Walter E. Langsam, an architectural historian and teacher at the University of Cincinnati, wrote "The Carnegie libraries were important because they had open stacks which encouraged people to browse.... People could choose for themselves what books they wanted to read." This open stacks policy was later adopted by the libraries that previously had operated with closed stacks.

Continuing legacy

Carnegie established charitable trusts which have continued his philanthropic work. But they had reduced their investment in libraries even before his death. There has continued to be support for library projects, for example in South Africa.
In 1992, The New York Times reported that, according to a survey conducted by George Bobinksi, dean of the School of Information and Library Studies at the State University at Buffalo, 1,554 of the 1,681 original Carnegie library buildings in the United States still existed, and 911 were still used as libraries. Two-hundred seventy-six were unchanged, 286 had been expanded, and 175 had been remodeled. Two-hundred forty three had been demolished, while others had been converted to other uses.
While hundreds of the library buildings have been adapted for use as museums, community centers, office buildings, residences, or other uses, more than half of those in the United States still serve their communities as libraries over a century after their construction. Many are located in what are now middle- to low-income neighborhoods. For example, Carnegie libraries still form the nucleus of the New York Public Library system in New York City, with 31 of the original 39 buildings still in operation. Also, the main library and eighteen branches of the Pittsburgh public library system are Carnegie libraries. The public library system there is named the Carnegie Library of Pittsburgh.
In the late 1940s, the Carnegie Corporation of New York arranged for microfilming of the correspondence files relating to Andrew Carnegie's gifts and grants to communities for the public libraries and church organs. They discarded the original materials. The microfilms are open for research as part of the Carnegie Corporation of New York Records collection, residing at Columbia University Rare Book and Manuscript Library. Archivists did not microfilm photographs and blueprints of the Carnegie Libraries. The number and nature of documents within the correspondence files varies widely. Such documents may include correspondence, completed applications and questionnaires, newspaper clippings, illustrations, and building dedication programs.
UK correspondence files relating to individual libraries have been preserved in Edinburgh.
Beginning in the 1930s during the Great Depression, some libraries were meticulously measured, documented and photographed under the Historic American Buildings Survey program of the National Park Service. This was part of an effort to record and preserve significant buildings.. Other documentation has been collected by local historical societies.
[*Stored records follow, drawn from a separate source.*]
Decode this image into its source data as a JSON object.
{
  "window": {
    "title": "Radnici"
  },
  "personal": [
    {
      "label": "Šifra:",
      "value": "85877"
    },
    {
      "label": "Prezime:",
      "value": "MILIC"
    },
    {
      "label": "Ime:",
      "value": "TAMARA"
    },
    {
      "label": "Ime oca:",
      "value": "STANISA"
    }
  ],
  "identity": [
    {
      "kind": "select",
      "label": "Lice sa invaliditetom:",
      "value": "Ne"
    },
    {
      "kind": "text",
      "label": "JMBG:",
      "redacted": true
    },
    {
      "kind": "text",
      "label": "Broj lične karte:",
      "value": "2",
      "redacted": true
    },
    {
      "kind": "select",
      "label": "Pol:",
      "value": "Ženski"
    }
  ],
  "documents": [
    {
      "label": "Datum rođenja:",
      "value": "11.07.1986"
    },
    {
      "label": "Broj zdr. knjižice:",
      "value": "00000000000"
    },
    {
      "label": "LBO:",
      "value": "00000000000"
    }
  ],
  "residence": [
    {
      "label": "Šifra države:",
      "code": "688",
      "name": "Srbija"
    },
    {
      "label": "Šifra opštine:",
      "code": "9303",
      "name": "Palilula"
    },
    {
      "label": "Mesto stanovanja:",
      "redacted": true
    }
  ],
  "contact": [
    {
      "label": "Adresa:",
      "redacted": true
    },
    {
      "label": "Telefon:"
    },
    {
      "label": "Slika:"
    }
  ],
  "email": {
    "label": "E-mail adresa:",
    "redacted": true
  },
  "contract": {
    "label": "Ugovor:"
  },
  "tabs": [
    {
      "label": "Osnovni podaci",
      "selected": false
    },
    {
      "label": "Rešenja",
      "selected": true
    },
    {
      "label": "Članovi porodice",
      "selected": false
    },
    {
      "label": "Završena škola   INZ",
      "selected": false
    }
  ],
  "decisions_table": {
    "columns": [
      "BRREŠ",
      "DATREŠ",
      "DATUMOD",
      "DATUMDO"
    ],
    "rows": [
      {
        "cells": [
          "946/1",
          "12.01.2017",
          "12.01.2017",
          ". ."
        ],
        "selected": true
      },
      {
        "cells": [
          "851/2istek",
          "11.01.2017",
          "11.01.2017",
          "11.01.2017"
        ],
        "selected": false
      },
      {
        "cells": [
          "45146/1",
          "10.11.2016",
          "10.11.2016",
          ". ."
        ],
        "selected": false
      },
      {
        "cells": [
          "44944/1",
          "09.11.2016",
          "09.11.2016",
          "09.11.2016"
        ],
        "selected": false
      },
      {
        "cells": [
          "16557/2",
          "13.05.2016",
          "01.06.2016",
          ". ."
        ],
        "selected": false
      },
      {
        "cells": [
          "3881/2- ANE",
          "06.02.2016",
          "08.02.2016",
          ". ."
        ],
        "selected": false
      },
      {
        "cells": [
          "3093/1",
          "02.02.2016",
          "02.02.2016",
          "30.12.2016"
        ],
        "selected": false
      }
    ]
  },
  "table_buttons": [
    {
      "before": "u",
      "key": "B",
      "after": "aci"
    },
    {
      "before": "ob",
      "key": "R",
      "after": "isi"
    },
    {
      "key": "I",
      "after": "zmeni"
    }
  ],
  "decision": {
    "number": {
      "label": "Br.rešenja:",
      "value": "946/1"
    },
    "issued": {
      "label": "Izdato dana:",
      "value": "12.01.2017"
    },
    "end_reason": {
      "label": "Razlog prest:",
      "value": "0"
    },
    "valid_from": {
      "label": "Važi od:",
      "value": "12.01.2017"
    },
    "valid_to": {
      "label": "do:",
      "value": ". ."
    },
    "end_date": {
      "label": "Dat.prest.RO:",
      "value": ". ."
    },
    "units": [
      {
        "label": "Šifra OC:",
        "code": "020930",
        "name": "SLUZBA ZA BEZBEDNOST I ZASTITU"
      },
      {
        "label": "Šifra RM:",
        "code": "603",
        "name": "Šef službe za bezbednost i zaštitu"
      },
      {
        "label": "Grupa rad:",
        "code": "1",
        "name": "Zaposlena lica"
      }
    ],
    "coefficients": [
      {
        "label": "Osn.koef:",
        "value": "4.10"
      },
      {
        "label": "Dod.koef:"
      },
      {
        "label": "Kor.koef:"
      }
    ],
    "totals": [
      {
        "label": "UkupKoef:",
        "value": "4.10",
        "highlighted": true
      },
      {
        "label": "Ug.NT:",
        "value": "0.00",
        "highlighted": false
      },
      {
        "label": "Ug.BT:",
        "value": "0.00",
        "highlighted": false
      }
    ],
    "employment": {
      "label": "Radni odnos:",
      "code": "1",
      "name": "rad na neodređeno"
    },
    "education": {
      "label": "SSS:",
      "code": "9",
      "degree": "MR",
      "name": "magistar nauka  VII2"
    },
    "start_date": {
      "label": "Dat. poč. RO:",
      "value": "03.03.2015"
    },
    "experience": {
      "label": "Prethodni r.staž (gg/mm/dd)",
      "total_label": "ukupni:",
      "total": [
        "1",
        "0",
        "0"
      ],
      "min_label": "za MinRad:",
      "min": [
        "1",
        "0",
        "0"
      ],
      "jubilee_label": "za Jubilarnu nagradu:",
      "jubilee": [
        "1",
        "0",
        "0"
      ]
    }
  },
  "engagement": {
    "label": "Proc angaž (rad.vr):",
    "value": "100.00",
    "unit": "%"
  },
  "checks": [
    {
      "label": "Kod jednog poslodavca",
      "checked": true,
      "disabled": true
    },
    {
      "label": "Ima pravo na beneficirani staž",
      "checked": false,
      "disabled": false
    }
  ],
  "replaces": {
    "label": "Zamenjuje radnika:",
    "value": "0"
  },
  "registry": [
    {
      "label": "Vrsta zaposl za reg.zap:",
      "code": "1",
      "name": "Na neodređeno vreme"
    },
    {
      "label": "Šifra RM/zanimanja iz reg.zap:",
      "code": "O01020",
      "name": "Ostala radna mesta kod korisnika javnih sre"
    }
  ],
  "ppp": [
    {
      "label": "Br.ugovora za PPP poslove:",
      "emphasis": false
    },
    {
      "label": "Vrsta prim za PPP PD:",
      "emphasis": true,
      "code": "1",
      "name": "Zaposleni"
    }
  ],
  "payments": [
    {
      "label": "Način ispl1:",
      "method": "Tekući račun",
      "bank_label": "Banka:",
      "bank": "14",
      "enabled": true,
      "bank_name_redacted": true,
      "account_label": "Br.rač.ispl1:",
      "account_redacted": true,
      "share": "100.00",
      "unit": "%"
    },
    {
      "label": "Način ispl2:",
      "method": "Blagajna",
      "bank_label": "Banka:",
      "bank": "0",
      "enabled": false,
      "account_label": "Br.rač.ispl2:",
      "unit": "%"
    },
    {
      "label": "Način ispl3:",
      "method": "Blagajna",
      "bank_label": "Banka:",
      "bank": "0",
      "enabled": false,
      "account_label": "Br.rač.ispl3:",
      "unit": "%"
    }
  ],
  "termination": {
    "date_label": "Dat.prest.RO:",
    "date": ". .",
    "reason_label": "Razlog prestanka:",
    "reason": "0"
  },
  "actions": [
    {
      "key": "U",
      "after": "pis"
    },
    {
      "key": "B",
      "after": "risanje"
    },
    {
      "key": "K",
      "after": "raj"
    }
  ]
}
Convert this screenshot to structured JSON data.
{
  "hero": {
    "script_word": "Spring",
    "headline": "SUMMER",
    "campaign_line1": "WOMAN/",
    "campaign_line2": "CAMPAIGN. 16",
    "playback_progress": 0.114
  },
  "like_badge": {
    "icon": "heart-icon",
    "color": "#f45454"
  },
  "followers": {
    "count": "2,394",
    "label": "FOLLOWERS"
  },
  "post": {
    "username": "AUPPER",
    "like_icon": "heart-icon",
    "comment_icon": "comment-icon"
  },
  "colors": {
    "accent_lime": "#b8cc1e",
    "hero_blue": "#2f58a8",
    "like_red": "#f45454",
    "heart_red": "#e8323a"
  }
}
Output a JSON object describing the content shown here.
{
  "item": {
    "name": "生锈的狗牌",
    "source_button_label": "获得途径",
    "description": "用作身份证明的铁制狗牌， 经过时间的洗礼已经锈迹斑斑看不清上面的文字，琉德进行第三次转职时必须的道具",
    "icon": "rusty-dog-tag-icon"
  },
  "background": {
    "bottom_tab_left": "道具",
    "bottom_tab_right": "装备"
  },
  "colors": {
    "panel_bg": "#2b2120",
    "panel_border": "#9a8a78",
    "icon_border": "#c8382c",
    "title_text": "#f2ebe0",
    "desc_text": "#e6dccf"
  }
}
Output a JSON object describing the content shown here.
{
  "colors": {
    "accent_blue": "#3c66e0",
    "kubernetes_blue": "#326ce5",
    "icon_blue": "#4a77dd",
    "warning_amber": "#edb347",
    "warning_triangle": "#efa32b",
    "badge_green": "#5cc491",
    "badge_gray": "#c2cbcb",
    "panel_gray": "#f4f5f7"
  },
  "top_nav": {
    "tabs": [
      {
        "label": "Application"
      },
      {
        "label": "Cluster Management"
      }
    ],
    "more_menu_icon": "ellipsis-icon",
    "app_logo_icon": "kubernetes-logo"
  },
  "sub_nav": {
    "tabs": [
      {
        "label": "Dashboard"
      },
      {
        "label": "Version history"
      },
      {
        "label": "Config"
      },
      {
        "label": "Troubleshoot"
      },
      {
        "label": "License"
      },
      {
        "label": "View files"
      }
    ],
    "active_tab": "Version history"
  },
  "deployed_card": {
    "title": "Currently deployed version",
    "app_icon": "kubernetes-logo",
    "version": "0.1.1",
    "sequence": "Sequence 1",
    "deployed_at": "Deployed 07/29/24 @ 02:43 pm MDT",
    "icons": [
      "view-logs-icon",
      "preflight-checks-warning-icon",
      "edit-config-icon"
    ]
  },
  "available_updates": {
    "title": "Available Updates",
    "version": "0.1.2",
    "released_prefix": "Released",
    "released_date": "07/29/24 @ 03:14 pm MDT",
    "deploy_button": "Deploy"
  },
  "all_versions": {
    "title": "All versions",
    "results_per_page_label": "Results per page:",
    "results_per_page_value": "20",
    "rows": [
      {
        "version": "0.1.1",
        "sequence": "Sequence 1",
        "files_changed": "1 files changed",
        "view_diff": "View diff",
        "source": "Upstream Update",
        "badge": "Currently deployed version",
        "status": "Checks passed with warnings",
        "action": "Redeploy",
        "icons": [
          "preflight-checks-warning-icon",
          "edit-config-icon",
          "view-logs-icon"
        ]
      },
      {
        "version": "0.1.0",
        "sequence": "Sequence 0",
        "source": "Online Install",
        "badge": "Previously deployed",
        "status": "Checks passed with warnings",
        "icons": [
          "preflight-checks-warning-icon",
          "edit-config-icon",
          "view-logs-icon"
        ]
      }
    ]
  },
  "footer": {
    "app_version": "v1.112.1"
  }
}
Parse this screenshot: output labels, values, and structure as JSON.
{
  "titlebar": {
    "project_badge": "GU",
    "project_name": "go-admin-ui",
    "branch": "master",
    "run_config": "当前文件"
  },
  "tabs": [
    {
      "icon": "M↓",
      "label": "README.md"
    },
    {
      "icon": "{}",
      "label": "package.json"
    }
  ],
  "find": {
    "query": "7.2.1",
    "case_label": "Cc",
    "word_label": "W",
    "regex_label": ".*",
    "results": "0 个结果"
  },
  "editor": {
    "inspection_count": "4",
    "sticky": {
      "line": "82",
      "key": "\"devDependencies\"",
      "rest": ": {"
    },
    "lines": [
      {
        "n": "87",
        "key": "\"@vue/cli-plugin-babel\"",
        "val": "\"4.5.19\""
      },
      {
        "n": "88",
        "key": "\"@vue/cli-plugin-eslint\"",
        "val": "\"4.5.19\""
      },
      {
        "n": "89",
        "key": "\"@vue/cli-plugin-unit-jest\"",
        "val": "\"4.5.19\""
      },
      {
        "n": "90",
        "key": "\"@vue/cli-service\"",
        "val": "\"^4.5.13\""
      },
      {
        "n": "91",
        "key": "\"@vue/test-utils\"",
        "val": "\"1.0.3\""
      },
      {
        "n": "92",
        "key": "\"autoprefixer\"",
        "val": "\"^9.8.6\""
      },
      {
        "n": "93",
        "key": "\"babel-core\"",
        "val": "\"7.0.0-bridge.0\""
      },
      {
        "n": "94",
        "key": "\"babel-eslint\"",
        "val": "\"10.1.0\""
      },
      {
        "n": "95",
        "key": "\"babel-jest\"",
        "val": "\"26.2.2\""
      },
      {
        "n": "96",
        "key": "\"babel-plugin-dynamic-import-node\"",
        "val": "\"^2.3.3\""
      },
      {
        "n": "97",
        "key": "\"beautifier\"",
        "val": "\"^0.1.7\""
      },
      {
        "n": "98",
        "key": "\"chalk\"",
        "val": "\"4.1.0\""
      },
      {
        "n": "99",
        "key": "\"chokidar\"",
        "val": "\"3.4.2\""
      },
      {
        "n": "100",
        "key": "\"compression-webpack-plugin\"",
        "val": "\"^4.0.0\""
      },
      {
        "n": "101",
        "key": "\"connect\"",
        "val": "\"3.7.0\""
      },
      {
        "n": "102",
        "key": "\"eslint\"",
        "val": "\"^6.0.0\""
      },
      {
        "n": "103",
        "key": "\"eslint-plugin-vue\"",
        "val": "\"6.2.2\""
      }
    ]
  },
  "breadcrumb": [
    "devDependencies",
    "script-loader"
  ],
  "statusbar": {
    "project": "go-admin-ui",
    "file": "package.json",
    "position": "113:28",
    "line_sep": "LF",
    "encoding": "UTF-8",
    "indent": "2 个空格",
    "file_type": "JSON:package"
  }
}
In 1935, the centennial of Carnegie's birth, a copy of the portrait of him originally painted by F. Luis Mora was given to libraries which he had helped fund. Many of the Carnegie libraries in the United States, whatever their current uses, have been recognized by listing on the National Register of Historic Places. The first, the Carnegie Library in Braddock, Pennsylvania, was designated as a National Historic Landmark in March 2012.